Private hospital assists public sector with surgery backlog
IPSWICH'S only private hospital is assisting the public sector work through a backlog of elective surgeries, which were put on hold due to COVID-19.
With all elective surgeries now allowed to proceed as of this week, a quarter of the procedures performed by St Andrew's Ipswich Private Hospital are being done to assist West Moreton Health with its waitlist.
CEO Claire Thurwood said the coronavirus had "transformed" the way the 110-year-old hospital operated.
"The elective surgery restrictions, which were brought in by the Federal Government, we totally supported," she said.
"We were only able to operate at 50 per cent capacity and it was for urgent category one and two patients only. So only those requiring acute medical attention.
"That saw a huge reduction in the amount of patients that were coming through St Andrew's, both surgically, medically and through the emergency department.
"We're assisting West Moreton and Ipswich Hospital with their backlog."
Ms Thurwood said the pandemic had solidified relations with Ipswich Hospital.

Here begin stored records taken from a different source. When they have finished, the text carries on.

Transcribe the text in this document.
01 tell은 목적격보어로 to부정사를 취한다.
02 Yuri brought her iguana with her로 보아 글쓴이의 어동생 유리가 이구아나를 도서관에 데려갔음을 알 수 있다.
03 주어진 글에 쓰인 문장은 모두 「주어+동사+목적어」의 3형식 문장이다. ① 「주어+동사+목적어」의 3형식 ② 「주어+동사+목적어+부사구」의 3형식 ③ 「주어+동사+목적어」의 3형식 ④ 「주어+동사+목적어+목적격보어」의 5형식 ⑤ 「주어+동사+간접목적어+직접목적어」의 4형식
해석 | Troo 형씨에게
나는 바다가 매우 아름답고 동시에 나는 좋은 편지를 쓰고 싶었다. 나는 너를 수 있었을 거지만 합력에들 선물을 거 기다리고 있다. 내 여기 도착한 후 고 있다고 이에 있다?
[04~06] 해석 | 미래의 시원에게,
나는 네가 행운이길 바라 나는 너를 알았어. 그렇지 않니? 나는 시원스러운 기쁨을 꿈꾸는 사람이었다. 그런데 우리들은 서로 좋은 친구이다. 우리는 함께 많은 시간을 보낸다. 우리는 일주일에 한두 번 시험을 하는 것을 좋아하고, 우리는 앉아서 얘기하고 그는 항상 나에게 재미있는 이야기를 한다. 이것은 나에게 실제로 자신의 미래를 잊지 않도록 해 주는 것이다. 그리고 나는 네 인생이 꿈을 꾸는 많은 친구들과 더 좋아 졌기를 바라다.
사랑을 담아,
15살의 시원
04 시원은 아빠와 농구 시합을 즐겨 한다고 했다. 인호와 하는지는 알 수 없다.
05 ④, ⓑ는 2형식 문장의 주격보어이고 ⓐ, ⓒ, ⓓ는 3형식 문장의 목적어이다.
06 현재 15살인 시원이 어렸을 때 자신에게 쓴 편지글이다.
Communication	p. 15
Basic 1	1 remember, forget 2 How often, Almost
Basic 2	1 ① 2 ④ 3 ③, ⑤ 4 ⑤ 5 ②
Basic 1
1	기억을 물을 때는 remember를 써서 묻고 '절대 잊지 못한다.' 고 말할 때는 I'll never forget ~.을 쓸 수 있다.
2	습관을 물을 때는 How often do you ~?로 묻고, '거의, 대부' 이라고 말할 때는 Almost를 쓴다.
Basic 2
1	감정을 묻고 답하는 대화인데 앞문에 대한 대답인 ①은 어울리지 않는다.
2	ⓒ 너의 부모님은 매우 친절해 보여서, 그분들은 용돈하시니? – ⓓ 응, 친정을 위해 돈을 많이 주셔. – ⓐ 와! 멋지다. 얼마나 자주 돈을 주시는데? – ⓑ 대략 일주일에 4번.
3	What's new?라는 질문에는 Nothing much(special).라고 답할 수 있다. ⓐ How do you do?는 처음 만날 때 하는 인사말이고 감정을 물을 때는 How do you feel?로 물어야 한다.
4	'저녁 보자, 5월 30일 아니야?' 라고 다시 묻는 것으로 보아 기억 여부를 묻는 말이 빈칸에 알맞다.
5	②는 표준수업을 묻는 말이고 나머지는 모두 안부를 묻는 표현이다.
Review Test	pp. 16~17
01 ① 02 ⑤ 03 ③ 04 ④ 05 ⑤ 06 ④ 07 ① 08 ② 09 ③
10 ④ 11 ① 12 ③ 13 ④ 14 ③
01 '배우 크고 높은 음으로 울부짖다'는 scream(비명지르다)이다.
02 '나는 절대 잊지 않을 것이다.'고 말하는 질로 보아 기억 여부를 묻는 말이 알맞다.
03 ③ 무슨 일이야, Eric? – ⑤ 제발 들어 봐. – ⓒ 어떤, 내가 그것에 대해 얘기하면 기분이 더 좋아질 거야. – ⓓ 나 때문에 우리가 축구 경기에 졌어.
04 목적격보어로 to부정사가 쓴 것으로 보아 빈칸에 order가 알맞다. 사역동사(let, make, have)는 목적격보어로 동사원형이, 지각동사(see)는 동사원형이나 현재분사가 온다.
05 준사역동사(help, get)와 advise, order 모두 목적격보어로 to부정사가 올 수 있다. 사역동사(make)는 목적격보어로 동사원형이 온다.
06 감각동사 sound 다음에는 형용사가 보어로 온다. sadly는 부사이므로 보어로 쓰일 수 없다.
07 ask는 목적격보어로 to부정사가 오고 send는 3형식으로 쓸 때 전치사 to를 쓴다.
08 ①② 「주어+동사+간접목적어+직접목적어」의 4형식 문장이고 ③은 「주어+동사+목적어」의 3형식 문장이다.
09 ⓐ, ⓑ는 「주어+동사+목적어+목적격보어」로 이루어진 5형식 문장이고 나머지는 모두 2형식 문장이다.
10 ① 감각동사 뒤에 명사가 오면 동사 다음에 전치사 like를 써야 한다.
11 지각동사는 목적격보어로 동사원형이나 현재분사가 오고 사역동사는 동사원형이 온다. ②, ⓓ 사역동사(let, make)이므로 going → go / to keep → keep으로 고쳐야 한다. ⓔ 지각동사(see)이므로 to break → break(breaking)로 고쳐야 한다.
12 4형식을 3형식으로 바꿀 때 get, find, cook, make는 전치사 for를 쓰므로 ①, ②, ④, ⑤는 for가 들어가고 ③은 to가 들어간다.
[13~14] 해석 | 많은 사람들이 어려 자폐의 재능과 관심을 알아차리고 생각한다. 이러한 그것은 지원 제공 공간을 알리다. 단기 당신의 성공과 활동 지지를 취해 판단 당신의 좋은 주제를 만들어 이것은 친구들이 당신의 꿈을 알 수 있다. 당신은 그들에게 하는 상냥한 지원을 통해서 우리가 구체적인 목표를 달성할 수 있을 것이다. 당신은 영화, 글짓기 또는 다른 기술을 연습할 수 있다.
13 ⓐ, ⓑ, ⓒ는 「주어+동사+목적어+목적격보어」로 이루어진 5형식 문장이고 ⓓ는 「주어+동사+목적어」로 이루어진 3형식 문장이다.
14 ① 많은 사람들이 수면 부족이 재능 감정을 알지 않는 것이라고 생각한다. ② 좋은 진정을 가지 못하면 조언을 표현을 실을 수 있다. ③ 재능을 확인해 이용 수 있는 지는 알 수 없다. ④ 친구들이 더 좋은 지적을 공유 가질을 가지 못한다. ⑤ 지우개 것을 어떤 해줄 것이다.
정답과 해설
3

St Andrew's has spent $1 million to fit out a new operating theatre to open in mid-June to deal with demand.
"Our surgeons have been very proactive with making sure they have time available to help the public patients," she said.
"A lot of our doctors work at Ipswich Hospital and are very community minded.
"They've really stepped up and we've had quite a lot of public patients coming through our hospital at the moment and we expect that to continue.
"Not only under the state viability agreement but well into the future.
"When we were all preparing for COVID, the Ipswich Hospital staff welcomed my staff to go and do their training and view their COVID-19 simulations."
Ms Thurwood said COVID-19 has meant big changes for staff, patients and visitors.
Everyone who enters the hospital is temperature checked and staff upskilled to try and stay ahead of trends seen overseas.
Rehabilitation sessions have been restructured, more telehealth consults are being conducted, especially to keep in touch with maternity patients, and virtual antenatal classes will be held.
"Going back to April, we were very much preparing for what we all thought would be a larger medical event than it turned into," she said.
"Essentially we had to transform the way that the hospital operated on a day-to-day basis.
"Our staff have had to be mindful of social distancing which can be quite difficult in a hospital.
"Staff have trained in ventilator competency. There was the thought the surge was going to hit Australia like it had overseas. We had to buy more equipment to ensure we were able to support the community."